Dengue fever is spreading at alarming rates, and humanitarian and health organizations from around the world are struggling to help keep it at bay.
The World Health Organization estimates that two fifths of the world population, 2.5 billion people, are at risk from dengue fever. The little known disease is currently epidemic in over 100 countries with 50 to 100 million cases estimated per year. The aedes aegypti mosquito, responsible for its spread and originally found in Africa, populates the tropics globally today.
White markings on legs and a lyre shaped marking on the center underbelly distinguishes the insect that causes dengue fever from other mosquitoes.
How does One Contract Dengue Fever?
Dengue fever, aka breakbone fever, is caused by one of four viruses spread by an aedes mosquito bite. The majority of cases occur in urban tropical and subtropical areas but cases are being reported more often in the United States.

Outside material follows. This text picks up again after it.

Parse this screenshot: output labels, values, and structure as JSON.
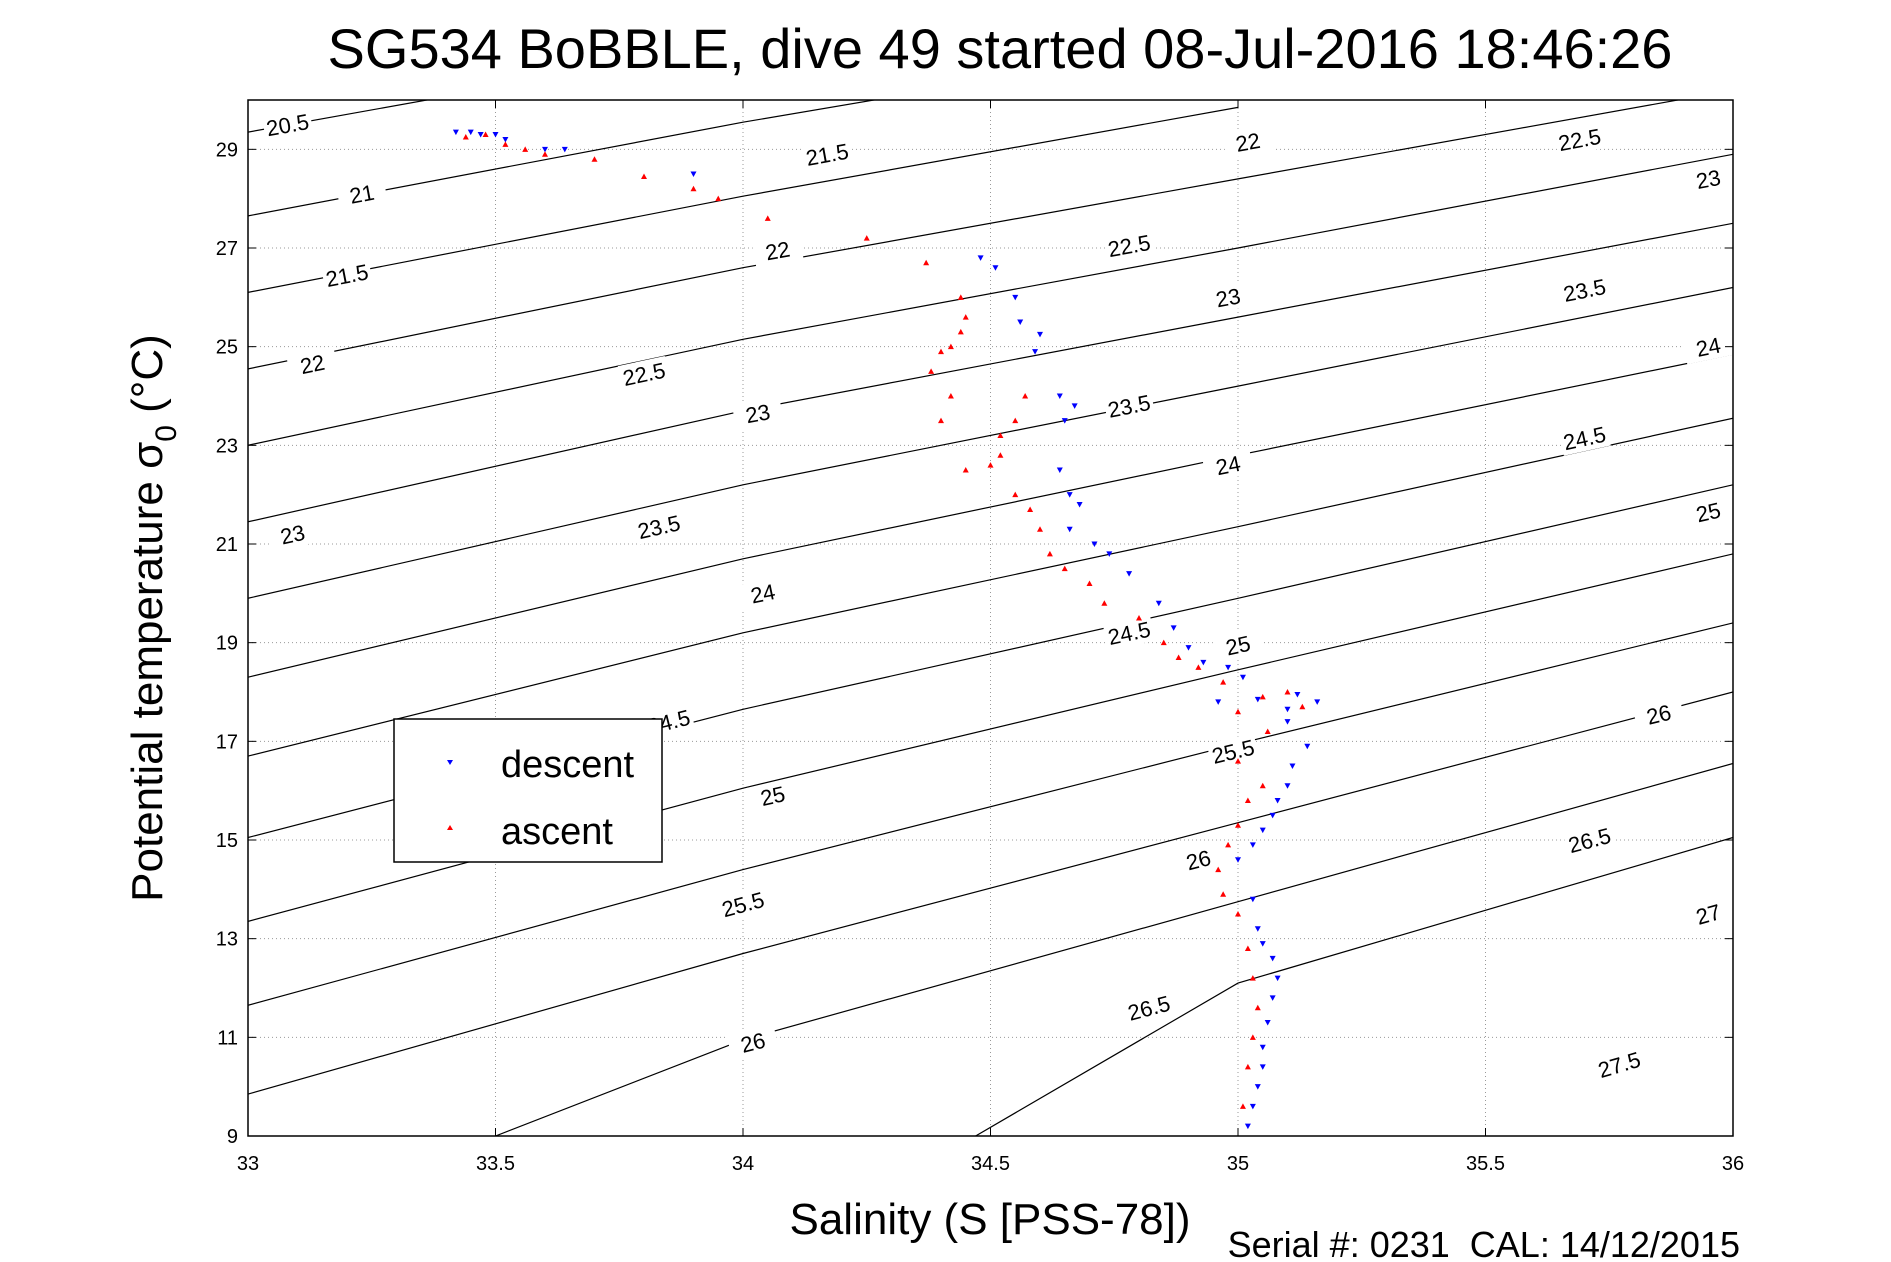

Hawaii, Texas, and states bordering the Gulf of Mexico have reported cases recently. Area maps showing infected areas can be found on the Center for Disease Control website.
Although extremely uncomfortable the initial symptoms of Dengue fever will pass within 14 days. High fever, headache, rash and body wide muscle and joint pain begin to be experienced within four to seven days of being bitten. Nausea and vomiting may or may not be present. There is no treatment for dengue fever beyond re-hydrating and rest. Blood tests to confirm its presence and liver function evaluations are sometimes ordered.
Getting Infected with Dengue Fever
Since there are four strains, a person can be infected multiple times. Due to the damage done to the liver and blood vessels, subsequent instances can result in life threatening conditions.
The more severe form of dengue fever is Dengue hemorrhagic fever. The symptoms are the same as those of the more mild form at first, but become worse after the first few days. Damage to lymph and blood vessels as well as a decrease in platelets is common in dengue hemorrhagic fever and hospitalization is needed to prevent Dengue shock syndrome.
The sudden drop in blood pressure is the life threatening quality of Dengue shock syndrome. Blood vessel leakage and heavy bleeding may be accompanied by piercing abdominal pain, repeated vomiting and disorientation. These symptoms appear after the fever has receded between the third and seventh day. If proper diagnosis and treatment is not received within 12 hours, death may occur.
Prevention primarily centers on avoiding mosquito bites. Wearing an insect repellent that contains at least a 10% concentration of DEET is best. Sunrise, sunset and early evenings are the prime feeding times for the aedes aegypti mosquito that spreads dengue fever.